4 out of 5 stars
Cut to the Chase:
Most of this novel is the same kind of alpha, very elegant on the surface, but very overprotective and controlling deep down, male meets his true match. They’re socially and emotionally compatible, passionate, etc. and in this particular case, they’ve actually known each other for most of their lives (being neighbors), which means that the main barriers to their happily-ever-after are two things: 1. our hero, Charlie, has a deep fear/distrust of the idea of “love” and also 2. there’s a villain/murdered side plot. Most of this is true to the Laurens formula, and it’s pretty well executed here. Charles and Sarah are likable protagonists (other than Charlie’s crazily-intense fear of being in love), and their journey is both sensual and emotional. It’s a 4-star for me because the villain/side plot isn’t only completely predictable, but also spirals a little into crazy-land in the final couple of chapters, heightening the drama to an almost laughable degree, and drawing me out of the main story.
Charles Morwellan (who we first met in A Secret Love, as he’s the younger brother of Alathea) is ready for marriage. He’s watched his friends and sister marry for love and has decided that he wants no part of that (of course). So he offers for his neighbor’s daughter, a woman he’s always kind-of-been-aware-of, without ever really knowing, feeling as though she’ll fit into his world nicely and make him a good countess.
Sarah has secretly been infatuated with Charlie, but never really thought that anything would come of it. Despite the fact that he’s suddenly proposing, she hedges, and agrees only to give him a final answer after two week of more formal courtship (which starts with rides and picnics and quickly devolves, since this is a Laurens novel, into physical encounters during the nights).
Overall, this was a nice story, it helps that A Secret Love is probably my all time favorite Laurens, and this has not only visits from Alathea and Gabriel, but also undertones of that relationship, which was also one of those we-grew-up-together but never necessarily thought of each other in that way stories.
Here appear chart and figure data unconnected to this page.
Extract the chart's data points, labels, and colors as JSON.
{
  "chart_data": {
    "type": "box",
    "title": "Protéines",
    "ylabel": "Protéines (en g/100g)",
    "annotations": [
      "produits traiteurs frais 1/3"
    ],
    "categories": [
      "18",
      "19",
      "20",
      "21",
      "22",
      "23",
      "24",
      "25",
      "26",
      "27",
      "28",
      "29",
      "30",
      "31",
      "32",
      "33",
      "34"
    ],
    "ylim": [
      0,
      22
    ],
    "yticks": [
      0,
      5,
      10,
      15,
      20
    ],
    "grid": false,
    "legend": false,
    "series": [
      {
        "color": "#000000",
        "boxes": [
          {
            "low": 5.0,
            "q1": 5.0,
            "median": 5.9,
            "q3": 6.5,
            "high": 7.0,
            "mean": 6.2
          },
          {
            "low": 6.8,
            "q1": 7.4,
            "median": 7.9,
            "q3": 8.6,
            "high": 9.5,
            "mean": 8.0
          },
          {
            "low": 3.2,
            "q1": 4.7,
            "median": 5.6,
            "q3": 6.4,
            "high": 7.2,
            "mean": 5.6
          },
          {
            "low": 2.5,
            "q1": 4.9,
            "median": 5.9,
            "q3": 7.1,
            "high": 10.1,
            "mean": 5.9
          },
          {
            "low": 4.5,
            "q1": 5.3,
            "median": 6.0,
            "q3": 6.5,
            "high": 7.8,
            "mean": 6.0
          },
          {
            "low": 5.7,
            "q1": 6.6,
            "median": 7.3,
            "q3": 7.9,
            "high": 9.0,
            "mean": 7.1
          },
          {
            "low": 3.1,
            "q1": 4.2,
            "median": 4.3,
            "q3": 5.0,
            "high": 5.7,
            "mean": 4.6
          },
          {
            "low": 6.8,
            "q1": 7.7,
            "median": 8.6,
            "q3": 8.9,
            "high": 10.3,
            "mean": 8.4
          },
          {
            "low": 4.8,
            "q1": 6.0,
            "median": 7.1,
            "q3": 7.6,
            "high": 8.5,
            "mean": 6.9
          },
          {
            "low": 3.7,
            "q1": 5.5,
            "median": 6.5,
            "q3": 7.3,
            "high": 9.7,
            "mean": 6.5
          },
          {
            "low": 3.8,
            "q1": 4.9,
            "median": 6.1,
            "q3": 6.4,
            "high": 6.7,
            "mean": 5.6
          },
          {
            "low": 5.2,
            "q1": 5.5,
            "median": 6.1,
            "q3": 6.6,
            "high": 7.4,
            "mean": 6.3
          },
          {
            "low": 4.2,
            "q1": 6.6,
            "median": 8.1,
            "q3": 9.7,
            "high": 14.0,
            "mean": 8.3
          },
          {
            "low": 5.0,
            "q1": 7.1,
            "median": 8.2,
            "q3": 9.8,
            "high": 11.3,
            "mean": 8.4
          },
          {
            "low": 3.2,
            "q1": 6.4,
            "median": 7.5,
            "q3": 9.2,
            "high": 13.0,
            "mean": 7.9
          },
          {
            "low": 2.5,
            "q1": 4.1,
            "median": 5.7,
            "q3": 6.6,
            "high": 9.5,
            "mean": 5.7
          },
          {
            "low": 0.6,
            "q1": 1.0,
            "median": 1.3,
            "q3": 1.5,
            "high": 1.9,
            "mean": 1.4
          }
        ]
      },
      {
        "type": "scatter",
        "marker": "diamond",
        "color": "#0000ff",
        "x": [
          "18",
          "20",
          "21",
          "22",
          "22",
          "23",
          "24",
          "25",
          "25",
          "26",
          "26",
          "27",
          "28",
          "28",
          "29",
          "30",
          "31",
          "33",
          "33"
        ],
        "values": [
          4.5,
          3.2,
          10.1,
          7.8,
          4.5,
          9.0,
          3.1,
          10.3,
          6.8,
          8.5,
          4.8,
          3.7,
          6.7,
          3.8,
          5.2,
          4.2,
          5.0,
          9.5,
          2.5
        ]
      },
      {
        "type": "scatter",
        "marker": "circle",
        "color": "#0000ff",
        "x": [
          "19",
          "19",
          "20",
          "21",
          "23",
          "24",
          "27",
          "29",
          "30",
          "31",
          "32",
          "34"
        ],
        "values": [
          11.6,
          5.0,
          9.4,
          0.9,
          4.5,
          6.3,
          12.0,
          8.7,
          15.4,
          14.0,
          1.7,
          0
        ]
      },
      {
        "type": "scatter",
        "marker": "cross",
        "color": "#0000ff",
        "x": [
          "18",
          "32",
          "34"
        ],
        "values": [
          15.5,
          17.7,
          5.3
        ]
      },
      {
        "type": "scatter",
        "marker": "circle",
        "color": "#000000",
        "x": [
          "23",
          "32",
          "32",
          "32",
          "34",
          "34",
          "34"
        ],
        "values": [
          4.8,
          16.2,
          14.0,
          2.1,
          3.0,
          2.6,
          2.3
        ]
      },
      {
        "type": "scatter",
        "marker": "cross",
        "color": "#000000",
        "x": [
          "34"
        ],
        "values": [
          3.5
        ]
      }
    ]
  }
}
I thought the emotional ties between the two were well done, and it was actually one of the better Cynster-esque sequels (overall, the main six Cynster novels are all pretty good, but I’ve found most of the sequals to be slightly lacking… this is definitely on the higher end).
As I said before, the main problem I have is that even though our main protagonists don’t “figure out” who the bad guy is until near the end, it’s startlingly obvious to the reader (if you’ve read other Laurens novels, this is a villain who’s appeared before, and even if you haven’t, it’s pretty transparent). More than that, the main villain actually upstages the hero/heroine in the final scenes — we hear more about his actions/plans/feelings and the final clamactic sequence is driven/directed by him. All of this is a little… awkward (in that it feels like the spotlight is shifting without warning) and weird (taking us out of the romance). Though it makes sense given that the villain is now getting his own full-lenth novel (coming up in July of 2014), it didn’t make sense in terms of our main romance here, and it’s the main reason this particular book isn’t getting a higher rating from me.
Comparisons to Other Authors:
Laurens is all about combining mystery with lots of sensual sex — the sex and plot don’t overwhelm the characterizations (as they sometimes do in Virginia Henley books), and it’s almost always emotional and sexual at the same time (more like LIsa Kleypas), but the ratio of sex to character development is pretty high… and the side plots that usually involve murder, theft, etc, remind me of Amanda Quick books.